The actual story here is as banal as what’s come before. There’s nothing new here – skepticism of miracle cures and condemnation of shoddy medical ethics are ancient tropes. There’s no insights offered here. Indeed, the story is mostly a bunch of unconsidered moral hedges. In the end it’s not even a story about miracle cures and medical ethics – it’s a banal utilitarianism vs Kantianism debate. Is it acceptable to kill people to save more people? The answer, of course, is that it depends on whether it’s the hero doing it or the villain. When it’s Jack sacrificing Tommy it’s OK. When it’s Dr. Copley sacrificing test subjects it’s not. This is the sort of stuff Lawrence Miles was savaging back in Interference, pointing out that television ethics are really just aesthetics.
And there really isn’t any reason this has to be true. If you can’t find moral obscenities in the medical industry, you’re just not looking. Tregenna pulled off something much more effective last week with Meat by actually paralleling things that happen in the food industry. But here we get a fake moral debate. One gets the sense that somewhere along the line it came from a real image – probably the disastrous trial of TGN1412 that took place in London in 2006, in which six subjects were administered a drug and had severe reactions, including one whose head swelled massively. But there’s no sense of detail to this beyond “man, sometimes experimental drugs do horrible things.” And there are, frankly, just so many better reasons to critique the medical industry. Something that weds a pantomime moral dilemma to one particular moment of horror is just flaccid. I mean, I’m not going to derail this post with a lengthy exploration of the many horrors of the medical industry, but surely something less cartoonish than a drug company that has its own hitman to cover up the death toll of its clinical trials is possible. Something with at least a little bite?

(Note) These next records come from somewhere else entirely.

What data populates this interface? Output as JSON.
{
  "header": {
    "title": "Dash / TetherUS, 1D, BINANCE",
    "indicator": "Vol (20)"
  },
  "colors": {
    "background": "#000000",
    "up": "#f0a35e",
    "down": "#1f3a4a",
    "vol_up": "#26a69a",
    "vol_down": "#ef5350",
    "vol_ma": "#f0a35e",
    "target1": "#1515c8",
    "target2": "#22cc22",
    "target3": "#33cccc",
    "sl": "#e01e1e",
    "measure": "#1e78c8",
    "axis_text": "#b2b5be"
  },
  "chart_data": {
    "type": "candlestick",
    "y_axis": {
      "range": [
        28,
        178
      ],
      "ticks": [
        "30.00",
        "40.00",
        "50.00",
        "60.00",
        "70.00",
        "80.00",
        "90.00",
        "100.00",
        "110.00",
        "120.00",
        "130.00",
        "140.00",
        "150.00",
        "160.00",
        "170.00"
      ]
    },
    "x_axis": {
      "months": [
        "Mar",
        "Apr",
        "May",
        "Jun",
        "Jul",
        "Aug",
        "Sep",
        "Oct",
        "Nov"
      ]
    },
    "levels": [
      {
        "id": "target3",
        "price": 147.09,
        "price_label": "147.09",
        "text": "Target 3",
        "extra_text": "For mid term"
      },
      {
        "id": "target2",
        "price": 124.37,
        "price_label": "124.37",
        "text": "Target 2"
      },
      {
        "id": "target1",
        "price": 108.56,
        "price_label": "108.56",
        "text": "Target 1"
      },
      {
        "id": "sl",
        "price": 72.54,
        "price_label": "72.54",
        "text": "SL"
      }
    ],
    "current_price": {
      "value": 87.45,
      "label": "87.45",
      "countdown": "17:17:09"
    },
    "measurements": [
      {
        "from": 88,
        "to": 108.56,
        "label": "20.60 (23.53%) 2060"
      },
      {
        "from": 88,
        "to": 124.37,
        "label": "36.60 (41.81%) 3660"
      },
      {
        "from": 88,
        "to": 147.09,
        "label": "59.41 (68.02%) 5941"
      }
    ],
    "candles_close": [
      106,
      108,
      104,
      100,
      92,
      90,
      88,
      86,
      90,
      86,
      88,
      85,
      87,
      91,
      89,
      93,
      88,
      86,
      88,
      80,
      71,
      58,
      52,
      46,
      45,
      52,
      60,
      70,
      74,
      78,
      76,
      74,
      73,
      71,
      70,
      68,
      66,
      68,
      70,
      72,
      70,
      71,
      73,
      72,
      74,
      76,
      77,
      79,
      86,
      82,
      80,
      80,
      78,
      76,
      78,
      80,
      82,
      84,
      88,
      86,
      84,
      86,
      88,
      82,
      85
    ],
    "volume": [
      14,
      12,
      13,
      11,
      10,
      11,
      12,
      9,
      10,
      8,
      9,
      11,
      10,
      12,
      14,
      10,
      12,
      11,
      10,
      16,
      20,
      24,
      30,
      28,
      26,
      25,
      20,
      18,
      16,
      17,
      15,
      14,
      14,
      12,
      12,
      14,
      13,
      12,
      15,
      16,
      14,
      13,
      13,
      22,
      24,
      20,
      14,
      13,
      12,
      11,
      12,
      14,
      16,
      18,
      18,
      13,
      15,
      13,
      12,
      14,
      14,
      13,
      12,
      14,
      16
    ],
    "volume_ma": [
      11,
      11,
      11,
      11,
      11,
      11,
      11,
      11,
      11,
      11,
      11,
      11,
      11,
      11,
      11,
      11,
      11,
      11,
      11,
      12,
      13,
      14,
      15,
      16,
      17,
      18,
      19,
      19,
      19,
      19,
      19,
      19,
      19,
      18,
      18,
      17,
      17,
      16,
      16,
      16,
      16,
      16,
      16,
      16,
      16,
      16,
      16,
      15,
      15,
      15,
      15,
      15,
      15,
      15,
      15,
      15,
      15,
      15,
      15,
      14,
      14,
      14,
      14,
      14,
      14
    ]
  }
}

And this is the real problem. There’s no content. There’s no impact. This is just empty recitations of televisual imitations of moral dilemmas, carefully insulated from the possibility that they might matter. The only thing that makes it work is… Martha Jones. Because Freema Agyeman is pretty and charismatic, and fun to watch. It works because there’s a satisfying double act on the screen between her and Jack, and watching a good double act in a pacey action-adventure plot is fun. But ultimately, the story runs smack into the problem that it’s only interesting because it’s a spin-off of Doctor Who. If you take the connection to Doctor Who away, everything falls away and this becomes merely baseline-competent action-adventure with a fun double act in the lead. Which is watchable, certainly. It serves a purpose and is credibly entertaining. That’s enough, certainly. But it still doesn’t make it interesting.